To get around for the first part of the trip, we will be traveling by boat on the M/L Bawali. But first we have to get all the people and equipment there. With the equipment stuck in customs and already a day behind schedule, most of us loaded into two vans with the equipment we hand-carried, had manufactured here, or had stored at Dhaka University. John, Salam and his son Barkat stayed behind to wait for the rest. It felt like the break up of the Fellowship of the Ring, but at least we can get the fieldwork started.
Despite the reduced number of ferries crossing the Padma, as the combined Ganges and Brahmaputra River is called, due to the strong currents, the two vans managed to quickly get on a ferry. Not so for the equipment truck. Nine hours after leaving Dhaka University, we arrived at the boat, planning to head to the field area as soon as the truck arrived. After dinner at 11:30 pm, we went to bed to wait for the truck to arrive. It didn’t come until 5:30 am when we hoped have already arrived at the first site. It wasn’t until 9:30 that we could finally disembark onto land to start scouting for a site.
Meanwhile, back in Dhaka, our shipment was finally released and it and the three others final hit the road at 9:00pm. Unfortunately, word of the ferry problems at Mawa had spread, so they had a five-hour wait to get on the ferry at Aricha. John texted “it was the craziest free for all I’ve ever seen in Asia.” After the crossing and breakfast, we continued to drive as close as to our field site as roads would allow.
Despite all of the travel headaches, things started looking up once we got to the field. I picked primary schools from maps as potential GPS sites. We had great success using primary schools last year. They would be the only reinforced concrete buildings in the area.Chris’s maps showed which areas were eroding and which were growing with new sediment. Together we picked an appropriate location and disembarked at the nearest ghat (dock) we could find.
We were met by children on the docks and they quickly led us to their school. The Sonatola primary school looked excellent and we quickly got permission to install the GPS there. After talking to a number of people, we found a location nearby for the second GPS and the SET in a field belonging to a school council member, Bachchu. He even let us put the box with the GPS receiver and solar panel in his fenced-in garden. This was great as the SET and especially the GPS will permanently take some of the field from cultivation. Carol’s team went about setting up for pounding in the rod for the SET. The four-foot segments of the rod screw together and get pounded into the ground until refusal or 80 feet.

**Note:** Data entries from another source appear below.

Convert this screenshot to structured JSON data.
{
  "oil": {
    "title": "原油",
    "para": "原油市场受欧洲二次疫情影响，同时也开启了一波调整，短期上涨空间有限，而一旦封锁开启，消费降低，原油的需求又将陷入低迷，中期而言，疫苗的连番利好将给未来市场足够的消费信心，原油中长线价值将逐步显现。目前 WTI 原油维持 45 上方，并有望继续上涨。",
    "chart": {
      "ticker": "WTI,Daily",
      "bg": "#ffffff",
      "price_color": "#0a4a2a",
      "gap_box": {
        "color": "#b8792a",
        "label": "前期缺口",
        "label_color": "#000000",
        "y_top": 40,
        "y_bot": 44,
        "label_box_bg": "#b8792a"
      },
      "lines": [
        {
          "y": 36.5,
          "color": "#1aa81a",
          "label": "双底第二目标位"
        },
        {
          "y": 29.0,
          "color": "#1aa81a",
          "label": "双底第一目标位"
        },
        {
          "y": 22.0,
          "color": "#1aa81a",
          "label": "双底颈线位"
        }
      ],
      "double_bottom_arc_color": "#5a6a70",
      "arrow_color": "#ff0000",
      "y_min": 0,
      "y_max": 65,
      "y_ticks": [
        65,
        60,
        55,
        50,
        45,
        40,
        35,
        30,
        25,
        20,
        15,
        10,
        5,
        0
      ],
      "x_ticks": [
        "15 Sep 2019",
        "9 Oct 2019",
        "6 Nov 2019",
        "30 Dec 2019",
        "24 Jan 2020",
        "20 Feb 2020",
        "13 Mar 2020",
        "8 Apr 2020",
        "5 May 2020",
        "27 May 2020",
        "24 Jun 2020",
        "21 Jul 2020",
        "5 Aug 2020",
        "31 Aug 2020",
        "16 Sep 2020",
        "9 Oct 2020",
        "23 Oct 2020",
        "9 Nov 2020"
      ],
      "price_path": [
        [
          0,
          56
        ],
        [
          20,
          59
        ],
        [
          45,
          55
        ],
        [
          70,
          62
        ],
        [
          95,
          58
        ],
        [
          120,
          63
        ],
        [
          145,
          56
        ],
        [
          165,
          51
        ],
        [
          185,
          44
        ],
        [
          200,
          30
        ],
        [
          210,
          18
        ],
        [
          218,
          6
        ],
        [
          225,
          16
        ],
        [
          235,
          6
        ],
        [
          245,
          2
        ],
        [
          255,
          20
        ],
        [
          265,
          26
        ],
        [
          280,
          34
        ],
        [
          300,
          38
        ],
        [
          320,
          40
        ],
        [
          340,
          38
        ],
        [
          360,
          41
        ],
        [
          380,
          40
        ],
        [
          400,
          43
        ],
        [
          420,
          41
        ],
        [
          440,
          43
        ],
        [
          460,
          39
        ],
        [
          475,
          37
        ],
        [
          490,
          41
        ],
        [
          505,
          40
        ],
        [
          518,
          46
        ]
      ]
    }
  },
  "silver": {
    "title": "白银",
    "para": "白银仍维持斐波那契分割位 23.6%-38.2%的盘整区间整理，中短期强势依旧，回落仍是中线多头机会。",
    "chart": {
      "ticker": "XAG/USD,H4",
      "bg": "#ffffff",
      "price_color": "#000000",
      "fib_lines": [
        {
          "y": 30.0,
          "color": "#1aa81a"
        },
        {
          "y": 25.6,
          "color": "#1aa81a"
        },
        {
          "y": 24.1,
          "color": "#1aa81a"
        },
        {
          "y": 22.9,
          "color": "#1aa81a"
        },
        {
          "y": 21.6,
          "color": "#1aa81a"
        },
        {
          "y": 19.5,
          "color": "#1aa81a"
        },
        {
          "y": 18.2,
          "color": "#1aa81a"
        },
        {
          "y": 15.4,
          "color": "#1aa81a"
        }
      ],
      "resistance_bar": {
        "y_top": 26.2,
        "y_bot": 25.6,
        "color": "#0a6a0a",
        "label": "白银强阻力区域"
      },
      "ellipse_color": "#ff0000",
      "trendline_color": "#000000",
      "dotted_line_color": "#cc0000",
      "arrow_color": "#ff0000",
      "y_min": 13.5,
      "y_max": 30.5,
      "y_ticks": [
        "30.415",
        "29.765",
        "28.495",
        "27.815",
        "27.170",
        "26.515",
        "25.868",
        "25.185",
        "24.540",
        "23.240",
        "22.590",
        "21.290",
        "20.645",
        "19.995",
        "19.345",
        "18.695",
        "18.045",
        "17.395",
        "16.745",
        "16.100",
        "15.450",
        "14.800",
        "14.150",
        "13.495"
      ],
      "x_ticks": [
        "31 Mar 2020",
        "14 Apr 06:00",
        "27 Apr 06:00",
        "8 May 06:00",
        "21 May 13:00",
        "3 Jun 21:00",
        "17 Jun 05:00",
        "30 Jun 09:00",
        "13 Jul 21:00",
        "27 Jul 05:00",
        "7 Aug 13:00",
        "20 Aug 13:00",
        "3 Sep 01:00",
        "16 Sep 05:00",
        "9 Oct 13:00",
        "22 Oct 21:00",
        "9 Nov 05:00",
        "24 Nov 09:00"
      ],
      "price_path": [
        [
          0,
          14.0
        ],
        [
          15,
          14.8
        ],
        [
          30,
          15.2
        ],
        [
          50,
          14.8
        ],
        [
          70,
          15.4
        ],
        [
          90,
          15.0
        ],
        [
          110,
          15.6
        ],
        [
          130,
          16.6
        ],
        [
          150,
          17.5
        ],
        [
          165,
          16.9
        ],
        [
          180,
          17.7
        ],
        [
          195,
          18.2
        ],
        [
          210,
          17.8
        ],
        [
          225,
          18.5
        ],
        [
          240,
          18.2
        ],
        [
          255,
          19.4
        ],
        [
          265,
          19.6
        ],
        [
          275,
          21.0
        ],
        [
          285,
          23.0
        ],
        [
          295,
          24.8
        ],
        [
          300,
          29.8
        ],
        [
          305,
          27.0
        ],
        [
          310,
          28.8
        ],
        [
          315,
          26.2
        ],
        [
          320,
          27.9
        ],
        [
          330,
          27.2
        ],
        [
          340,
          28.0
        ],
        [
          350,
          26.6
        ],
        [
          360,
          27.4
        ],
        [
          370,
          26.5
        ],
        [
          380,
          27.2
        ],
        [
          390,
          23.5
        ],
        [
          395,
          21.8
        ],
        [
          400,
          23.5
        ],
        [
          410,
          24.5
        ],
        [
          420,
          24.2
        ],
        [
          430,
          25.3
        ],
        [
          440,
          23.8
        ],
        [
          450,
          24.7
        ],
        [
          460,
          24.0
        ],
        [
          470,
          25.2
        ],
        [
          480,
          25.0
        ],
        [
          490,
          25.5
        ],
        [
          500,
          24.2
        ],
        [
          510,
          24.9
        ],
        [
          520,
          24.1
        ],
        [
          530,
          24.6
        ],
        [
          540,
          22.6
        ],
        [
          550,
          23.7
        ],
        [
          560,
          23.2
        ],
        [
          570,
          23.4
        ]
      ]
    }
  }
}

Since the gasoline-powered driver was in the shipment with John, a sledgehammer would have to do. Samiul went off with Chris to ground truth the remote sensing observations and collect sediment samples of all the different types of soils. For the GPS, there was not much we could do except measure the distance from the box to the field as the antenna cable is 30 meters long. The GPS and most of the equipment to install them were with John.

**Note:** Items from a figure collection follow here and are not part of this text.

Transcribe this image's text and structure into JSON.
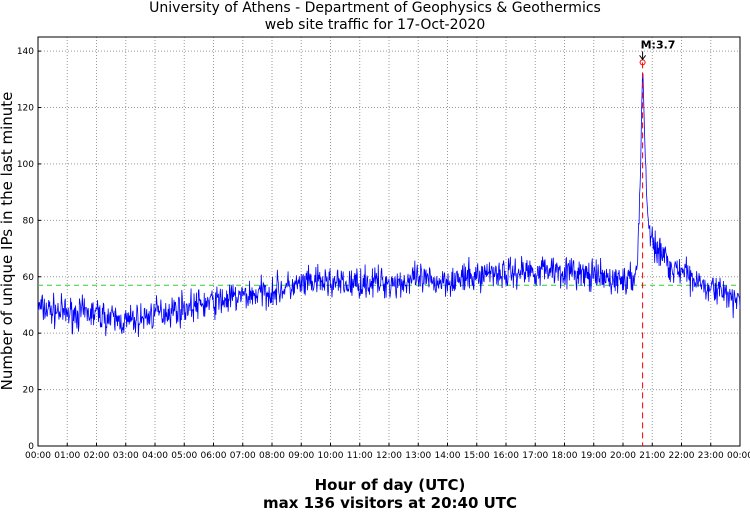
{
  "chart_data": {
    "type": "line",
    "title": "University of Athens - Department of Geophysics & Geothermics",
    "subtitle": "web site traffic for 17-Oct-2020",
    "xlabel": "Hour of day (UTC)",
    "ylabel": "Number of unique IPs in the last minute",
    "footer": "max 136 visitors at 20:40 UTC",
    "xlim": [
      0,
      24
    ],
    "ylim": [
      0,
      145
    ],
    "x_tick_labels": [
      "00:00",
      "01:00",
      "02:00",
      "03:00",
      "04:00",
      "05:00",
      "06:00",
      "07:00",
      "08:00",
      "09:00",
      "10:00",
      "11:00",
      "12:00",
      "13:00",
      "14:00",
      "15:00",
      "16:00",
      "17:00",
      "18:00",
      "19:00",
      "20:00",
      "21:00",
      "22:00",
      "23:00",
      "00:00"
    ],
    "y_ticks": [
      0,
      20,
      40,
      60,
      80,
      100,
      120,
      140
    ],
    "grid": true,
    "mean_line": 57,
    "event": {
      "label": "M:3.7",
      "time": "20:40",
      "hour": 20.67,
      "value": 136
    },
    "series": [
      {
        "x": [
          0,
          0.5,
          1,
          1.5,
          2,
          2.5,
          3,
          3.5,
          4,
          4.5,
          5,
          5.5,
          6,
          6.5,
          7,
          7.5,
          8,
          8.5,
          9,
          9.5,
          10,
          10.5,
          11,
          11.5,
          12,
          12.5,
          13,
          13.5,
          14,
          14.5,
          15,
          15.5,
          16,
          16.5,
          17,
          17.5,
          18,
          18.5,
          19,
          19.5,
          20,
          20.3,
          20.5,
          20.6,
          20.67,
          20.75,
          20.85,
          21,
          21.25,
          21.5,
          21.75,
          22,
          22.5,
          23,
          23.5,
          24
        ],
        "values": [
          49,
          48,
          47,
          47,
          47,
          45,
          44,
          45,
          47,
          48,
          49,
          50,
          51,
          52,
          53,
          54,
          55,
          56,
          57,
          58,
          58,
          57,
          58,
          58,
          58,
          58,
          59,
          58,
          59,
          59,
          60,
          62,
          61,
          62,
          62,
          63,
          62,
          61,
          60,
          59,
          59,
          58,
          65,
          100,
          136,
          105,
          80,
          72,
          69,
          66,
          63,
          61,
          59,
          57,
          53,
          51
        ]
      }
    ]
  }
}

Finally, in the afternoon, we received word that they were almost at the meeting point. Sanju and I returned to the Bawali to pick them up. We met them at 3:10 pm, over 16 hours since they started from Dhaka. We sailed the exhausted group back to a hard-to-find ghat (dock) that was closer to the sites and brought Carol’s team the power hammer while we took GPS equipment to the school.
At last our entire team was in place and getting our work done. The remaining question was could we still get everything done in our time here after the initial delays. Luckily Bangladeshi are extremely resourceful and we were optimistic that we could find a way to get it all done with one less day on the boat.